Gaetano Scutellaro, il tabaccaio fuggito con il Gratta e Vinci
Gaetano Scutellaro, il tabaccaio fuggito con il Gratta e Vinci

«Il biglietto l’ho comprato io, volevo fuggire all’estero perché non mi sento sicuro a Napoli. Io non sono il tabaccaio, ma l’ex-marito della titolare». A parlare, raggiunto telefonicamente da iNews24.it, è Gaetano Scutellaro, l’uomo fermato nell’aeroporto di Fiumicino mentre tentava di prendere un volo per Tenerife.
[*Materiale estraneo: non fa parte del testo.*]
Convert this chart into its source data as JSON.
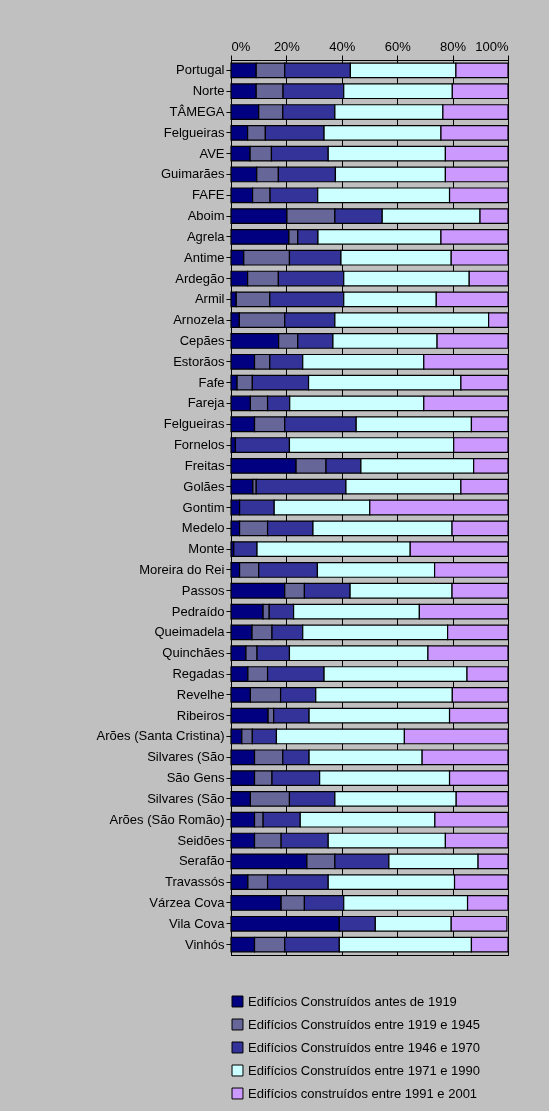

Scutellaro è stato denunciato per il furto aggravato di un biglietto «Gratta e Vinci» vincente da 500mila euro che sarebbe stato sottratto a un’anziana signora in una tabaccheria di via Materdei 37, a Napoli, lo scorso 2 settembre.

Le parole di Gaetano Scutellaro, il tabaccaio fuggito con il Gratta e Vinci

«Il biglietto l’ho fatto comprare io da un mio conoscente il giorno prima,affermaalla signora avevo chiesto soltanto di andare a riscuotere la vincita che credevo ammontasse soltanto a 500 euro». Il fuggitivo riferisce di non avere nulla a che fare con la tabaccheria: «Io non c’entro in quella tabaccheria, perché non sono più in buoni rapporti» spiega. «Dopo aver grattato mi ero accorto di una vincita, ma credevo ammontasse solo a 500 euro. Ho chiesto un piacere alla signora, se potesse ritirarla al posto mio».

Quando però la donna, così come ricostruisce Scutellaro, ha tardato a uscire dalla rivendita con il denaro, lui si sarebbe avvicinato all’entrata col motorino: «Le ho chiesto cosa fosse successo e lei mi ha detto che bisognava andare in banca per ritirare la vincita. Mi sono fatto consegnare il tagliando e sono andato via. Questo è stato tutto registrato dalle telecamere della tabaccheria» spiega l’uomo, che ieri è stato fermato all’aeroporto di Roma Fiumicino mentre tentava di imbarcarsi su un aereo diretto a Tenerife: «Mi sono allontanato da Napoli per paura, non avevo nemmeno letto le notizie della denuncia della signora».

Il biglietto vincente ritrovato in una banca di Latina

Scutellaro, una volta nell’aeroporto internazionale «Leonardo da Vinci» si è presentato negli uffici della Polizia di Frontiera. Ha denunciato la donna che, a suo dire, lo aveva accusato falsamente di avergli sottratto un tagliando vincente. Le forze dell’ordine, d’intesa con il sostituto procuratore di Napoli Daniela Varone e con il procuratore aggiunto Pierpaolo Filippelli, dopo avere perquisito l’uomo, acquisendo elementi utili per le indagini, lo hanno denunciato per il furto pluriaggravato del Gratta e Vinci.

Gli investigatori hanno accertato che Scutellaro dopo la sottrazione del tagliando vincente si è rifugiato a Latina. Qui ha depositato il biglietto vincente in una banca. Poi ha aperto un conto corrente bancario a suo nome sul quale far confluire la vincita quando le acque si erano calmate. A confermare la circostanza è lo stesso istituto bancario che ha provveduto a bloccare l’operatività del conto. Tutto in attesa del provvedimento di sequestro del tagliando vincente da parte dell’autorità giudiziaria.